DISTINGUISHED LECTURER
Edwin L. “Ned” Thomas
William and Stephanie Sick Dean,
George R. Brown School of Engineering Rice University
Thursday, October 25, 2012
Dodd Konover Auditorium
4:00 P.M.
INDISTINGUISHABLE FROM MAGIC?
A Perspective on Some Aspects of Materials Research in the Next Decade.
Multifunctional Materials: The Mighty Electron, the Cool Photon and the Lowly Phonon…
Problem Driven Research: Improving Sets of Properties.
Creating the Magic: Synthetic MetaMaterials. MetaMaterials blur the distinction and
bridge the regime in between engineered microstructured materials with their enhanced
properties of the traditional type and multicomponent structured devices that can display functionality (amplification, filtering, sensing, etc.).

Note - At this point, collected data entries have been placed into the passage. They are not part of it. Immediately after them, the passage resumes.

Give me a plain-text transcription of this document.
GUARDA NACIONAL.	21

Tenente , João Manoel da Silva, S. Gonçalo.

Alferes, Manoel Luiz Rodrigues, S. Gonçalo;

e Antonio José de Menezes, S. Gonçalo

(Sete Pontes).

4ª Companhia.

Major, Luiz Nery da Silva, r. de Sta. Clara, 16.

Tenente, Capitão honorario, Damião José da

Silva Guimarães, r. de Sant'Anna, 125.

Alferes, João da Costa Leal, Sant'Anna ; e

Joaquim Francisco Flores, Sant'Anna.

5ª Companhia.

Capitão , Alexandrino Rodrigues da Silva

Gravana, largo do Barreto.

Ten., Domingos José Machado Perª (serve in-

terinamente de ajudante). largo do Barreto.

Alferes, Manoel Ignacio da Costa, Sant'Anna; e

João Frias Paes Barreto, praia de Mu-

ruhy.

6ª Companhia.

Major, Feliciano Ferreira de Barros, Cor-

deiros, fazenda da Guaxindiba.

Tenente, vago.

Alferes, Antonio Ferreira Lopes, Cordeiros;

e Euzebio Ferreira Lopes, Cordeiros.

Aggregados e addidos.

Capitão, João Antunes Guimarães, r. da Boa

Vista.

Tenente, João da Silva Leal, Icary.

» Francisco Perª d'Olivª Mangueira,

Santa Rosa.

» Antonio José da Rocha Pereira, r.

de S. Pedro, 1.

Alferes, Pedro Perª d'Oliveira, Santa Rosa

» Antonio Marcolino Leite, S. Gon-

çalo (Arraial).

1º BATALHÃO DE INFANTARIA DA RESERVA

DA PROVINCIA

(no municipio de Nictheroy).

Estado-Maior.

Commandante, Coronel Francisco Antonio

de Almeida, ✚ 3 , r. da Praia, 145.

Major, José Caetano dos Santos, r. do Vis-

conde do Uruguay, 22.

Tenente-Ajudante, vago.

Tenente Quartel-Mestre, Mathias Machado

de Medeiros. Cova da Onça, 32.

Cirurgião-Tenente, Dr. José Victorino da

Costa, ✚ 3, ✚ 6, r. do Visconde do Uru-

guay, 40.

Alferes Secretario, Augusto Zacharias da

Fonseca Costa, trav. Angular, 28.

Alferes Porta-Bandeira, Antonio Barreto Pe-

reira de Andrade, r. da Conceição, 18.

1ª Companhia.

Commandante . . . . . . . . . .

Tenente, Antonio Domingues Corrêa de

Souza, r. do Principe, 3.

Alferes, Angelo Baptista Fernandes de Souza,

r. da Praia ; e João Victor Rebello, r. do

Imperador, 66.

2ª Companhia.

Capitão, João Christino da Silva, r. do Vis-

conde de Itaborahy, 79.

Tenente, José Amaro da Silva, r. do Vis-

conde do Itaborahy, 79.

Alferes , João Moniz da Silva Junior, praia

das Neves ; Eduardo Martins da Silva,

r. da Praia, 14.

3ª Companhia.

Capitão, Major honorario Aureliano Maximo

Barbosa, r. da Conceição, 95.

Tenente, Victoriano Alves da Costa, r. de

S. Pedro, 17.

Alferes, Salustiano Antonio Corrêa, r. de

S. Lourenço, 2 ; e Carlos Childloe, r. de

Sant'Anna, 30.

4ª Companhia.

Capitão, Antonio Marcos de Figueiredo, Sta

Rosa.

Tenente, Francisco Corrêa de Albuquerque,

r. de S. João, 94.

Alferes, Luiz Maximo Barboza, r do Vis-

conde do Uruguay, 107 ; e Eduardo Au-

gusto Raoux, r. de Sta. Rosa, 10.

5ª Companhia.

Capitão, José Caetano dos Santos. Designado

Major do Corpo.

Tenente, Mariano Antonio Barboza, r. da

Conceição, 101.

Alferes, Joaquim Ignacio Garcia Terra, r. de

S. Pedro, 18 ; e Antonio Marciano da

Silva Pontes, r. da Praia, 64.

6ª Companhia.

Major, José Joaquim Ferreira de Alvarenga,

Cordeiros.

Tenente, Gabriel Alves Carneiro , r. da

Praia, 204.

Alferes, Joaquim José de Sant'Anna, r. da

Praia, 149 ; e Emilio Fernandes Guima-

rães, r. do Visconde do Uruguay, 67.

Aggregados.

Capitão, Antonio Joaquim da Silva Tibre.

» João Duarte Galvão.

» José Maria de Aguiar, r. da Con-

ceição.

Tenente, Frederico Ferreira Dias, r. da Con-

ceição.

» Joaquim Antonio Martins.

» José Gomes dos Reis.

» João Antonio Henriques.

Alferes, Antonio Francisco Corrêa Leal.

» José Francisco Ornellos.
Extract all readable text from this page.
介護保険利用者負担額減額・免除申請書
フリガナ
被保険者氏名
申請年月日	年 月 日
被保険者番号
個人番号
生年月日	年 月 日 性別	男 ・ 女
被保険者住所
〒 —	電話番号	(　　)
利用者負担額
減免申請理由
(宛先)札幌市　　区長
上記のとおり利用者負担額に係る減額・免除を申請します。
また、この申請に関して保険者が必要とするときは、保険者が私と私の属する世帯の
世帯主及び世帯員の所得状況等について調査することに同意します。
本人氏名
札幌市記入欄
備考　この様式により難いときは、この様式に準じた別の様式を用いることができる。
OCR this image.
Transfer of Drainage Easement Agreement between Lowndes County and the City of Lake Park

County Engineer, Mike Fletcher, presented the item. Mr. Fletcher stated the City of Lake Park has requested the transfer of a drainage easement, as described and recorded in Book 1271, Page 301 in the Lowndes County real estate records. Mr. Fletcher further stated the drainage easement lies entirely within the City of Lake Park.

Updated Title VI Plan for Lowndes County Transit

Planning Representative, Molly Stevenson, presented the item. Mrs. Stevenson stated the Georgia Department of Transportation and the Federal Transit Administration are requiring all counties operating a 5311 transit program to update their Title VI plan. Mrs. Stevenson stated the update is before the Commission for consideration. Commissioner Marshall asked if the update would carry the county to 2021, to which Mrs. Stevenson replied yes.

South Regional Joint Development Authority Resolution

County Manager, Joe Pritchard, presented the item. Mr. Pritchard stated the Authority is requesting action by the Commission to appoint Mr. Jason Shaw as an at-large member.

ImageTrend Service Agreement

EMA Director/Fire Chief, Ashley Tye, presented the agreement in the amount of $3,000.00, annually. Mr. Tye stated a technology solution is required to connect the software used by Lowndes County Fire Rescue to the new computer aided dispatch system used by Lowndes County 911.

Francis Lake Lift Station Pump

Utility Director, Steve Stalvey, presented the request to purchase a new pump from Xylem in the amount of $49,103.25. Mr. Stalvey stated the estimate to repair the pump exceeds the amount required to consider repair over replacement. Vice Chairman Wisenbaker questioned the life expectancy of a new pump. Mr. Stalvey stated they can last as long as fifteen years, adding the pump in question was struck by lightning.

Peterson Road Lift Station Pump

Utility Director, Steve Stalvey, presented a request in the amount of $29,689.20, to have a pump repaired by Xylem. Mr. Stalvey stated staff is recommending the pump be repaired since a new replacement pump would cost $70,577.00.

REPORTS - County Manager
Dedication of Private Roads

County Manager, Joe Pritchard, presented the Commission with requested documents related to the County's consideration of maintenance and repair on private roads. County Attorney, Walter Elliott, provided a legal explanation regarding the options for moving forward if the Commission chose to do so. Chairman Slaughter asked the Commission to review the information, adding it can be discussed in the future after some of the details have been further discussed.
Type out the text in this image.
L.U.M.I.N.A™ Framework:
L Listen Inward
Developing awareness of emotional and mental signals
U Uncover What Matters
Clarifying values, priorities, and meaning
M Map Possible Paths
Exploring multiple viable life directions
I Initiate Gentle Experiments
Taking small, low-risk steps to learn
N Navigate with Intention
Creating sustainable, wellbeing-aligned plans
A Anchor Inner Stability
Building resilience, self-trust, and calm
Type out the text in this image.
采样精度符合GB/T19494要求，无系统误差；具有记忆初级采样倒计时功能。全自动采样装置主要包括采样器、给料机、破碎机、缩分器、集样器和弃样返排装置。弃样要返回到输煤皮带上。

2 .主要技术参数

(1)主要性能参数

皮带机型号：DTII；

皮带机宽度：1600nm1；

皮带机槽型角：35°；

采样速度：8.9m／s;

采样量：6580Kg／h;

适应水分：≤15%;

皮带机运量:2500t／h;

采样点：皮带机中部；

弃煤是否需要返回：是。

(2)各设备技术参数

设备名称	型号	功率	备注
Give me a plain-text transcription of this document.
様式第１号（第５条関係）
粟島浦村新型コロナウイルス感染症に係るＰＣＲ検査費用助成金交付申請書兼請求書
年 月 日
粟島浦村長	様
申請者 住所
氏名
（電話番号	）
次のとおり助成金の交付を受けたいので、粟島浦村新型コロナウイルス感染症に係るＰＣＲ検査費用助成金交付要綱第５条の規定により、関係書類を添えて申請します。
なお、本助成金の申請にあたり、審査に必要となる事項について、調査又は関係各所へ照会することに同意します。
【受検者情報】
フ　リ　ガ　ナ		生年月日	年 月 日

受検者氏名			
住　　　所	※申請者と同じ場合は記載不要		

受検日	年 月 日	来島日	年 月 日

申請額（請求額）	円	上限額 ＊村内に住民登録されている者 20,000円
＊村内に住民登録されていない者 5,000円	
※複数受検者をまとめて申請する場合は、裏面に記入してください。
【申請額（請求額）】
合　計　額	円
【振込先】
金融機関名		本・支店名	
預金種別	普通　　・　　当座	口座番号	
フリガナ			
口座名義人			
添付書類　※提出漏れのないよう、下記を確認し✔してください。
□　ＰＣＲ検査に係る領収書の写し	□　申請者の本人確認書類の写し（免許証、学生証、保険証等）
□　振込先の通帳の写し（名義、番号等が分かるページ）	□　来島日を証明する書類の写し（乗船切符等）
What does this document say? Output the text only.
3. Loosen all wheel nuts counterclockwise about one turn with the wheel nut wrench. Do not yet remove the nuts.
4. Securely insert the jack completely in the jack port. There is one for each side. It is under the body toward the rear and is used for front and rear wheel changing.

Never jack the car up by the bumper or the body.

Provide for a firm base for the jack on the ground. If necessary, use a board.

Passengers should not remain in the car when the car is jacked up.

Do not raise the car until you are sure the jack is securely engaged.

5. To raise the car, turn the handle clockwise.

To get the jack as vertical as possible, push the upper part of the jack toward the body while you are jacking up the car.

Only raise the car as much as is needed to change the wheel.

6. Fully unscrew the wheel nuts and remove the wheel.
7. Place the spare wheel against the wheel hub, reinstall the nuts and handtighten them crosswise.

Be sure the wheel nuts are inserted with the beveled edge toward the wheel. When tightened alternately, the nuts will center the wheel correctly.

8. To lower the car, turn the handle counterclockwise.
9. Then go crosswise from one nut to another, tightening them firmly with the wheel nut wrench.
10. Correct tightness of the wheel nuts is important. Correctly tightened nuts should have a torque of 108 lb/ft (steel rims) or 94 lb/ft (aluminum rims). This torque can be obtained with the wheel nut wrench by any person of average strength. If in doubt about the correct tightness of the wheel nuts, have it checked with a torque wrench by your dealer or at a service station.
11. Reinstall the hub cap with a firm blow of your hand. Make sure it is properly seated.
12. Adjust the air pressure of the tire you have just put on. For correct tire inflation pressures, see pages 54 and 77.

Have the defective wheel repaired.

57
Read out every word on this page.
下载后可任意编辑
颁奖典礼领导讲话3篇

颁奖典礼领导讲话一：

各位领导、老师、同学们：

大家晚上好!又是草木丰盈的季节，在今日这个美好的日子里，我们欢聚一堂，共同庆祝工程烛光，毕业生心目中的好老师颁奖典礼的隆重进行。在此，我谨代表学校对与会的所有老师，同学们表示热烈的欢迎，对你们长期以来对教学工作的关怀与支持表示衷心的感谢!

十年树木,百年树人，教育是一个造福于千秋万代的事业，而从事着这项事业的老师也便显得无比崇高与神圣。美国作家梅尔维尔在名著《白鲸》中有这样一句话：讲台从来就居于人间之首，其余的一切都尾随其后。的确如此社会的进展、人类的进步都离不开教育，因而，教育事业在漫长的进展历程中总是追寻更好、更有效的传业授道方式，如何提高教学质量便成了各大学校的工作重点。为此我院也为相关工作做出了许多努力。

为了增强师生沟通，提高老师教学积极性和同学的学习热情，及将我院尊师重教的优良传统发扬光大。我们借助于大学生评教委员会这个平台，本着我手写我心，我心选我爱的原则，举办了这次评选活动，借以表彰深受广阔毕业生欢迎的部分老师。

Such material systems open a whole new range of heretofore unimagined material system behaviors (e.g., cloaking).
Friday, October 26, 2012
Institute of Materials Science
Room 20
11:00 A.M.
New Ideas to Manipulate the Mechanical Behavior of Polymeric Materials – from Phonons to Ballistics to Shock
Several examples will be described including the design of structures for multispectral band gaps for elastic waves to alter the phonon density of states, the creation of block polymer and bicontinuous metal-carbon nanoframes for structures that are robust against ballistic projectiles and quasi-crystalline solid/fluid structures that can steer shock waves.
Edwin L. “Ned” Thomas is the William and Stephanie Sick Dean of the George R. Brown School of Engineering at Rice University. He holds joint appointments with the Department of Mechanical Engineering and Materials Science and Department of Chemical and Biomolecular Engineering, and frequently collaborates with faculty in the Richard E. Smalley Institute for Nanoscale Science and Technology.
Dr. Thomas joined Rice from MIT, where he was first the founder and director of the MIT Institute for Soldier Nanotechnology (2002-2006) and then the head of the Department of Materials Science and Engineering (2006-2011). Preceding his career at MIT, Thomas founded and co-directed the Institute for Interface Science and headed the Department of Polymer Science and Engineering at the University of Massachusetts.
Thomas is a scientist and engineer passionate about promoting engineering leadership and student design competitions. His research focuses on using 2D and 3D lithography, direct-write, and self-assembly techniques for creating metamaterials with unprecedented mechanical and thermal properties. He is the recipient of numerous awards from the American Physical Society, American Chemical Society, Materials Society, and the American Association for the Advancement of Science, and was inducted into the National Academy of Engineering in 2009. He wrote the undergraduate textbook The Structure of Materials and has coauthored more than 400 papers and 15 patents.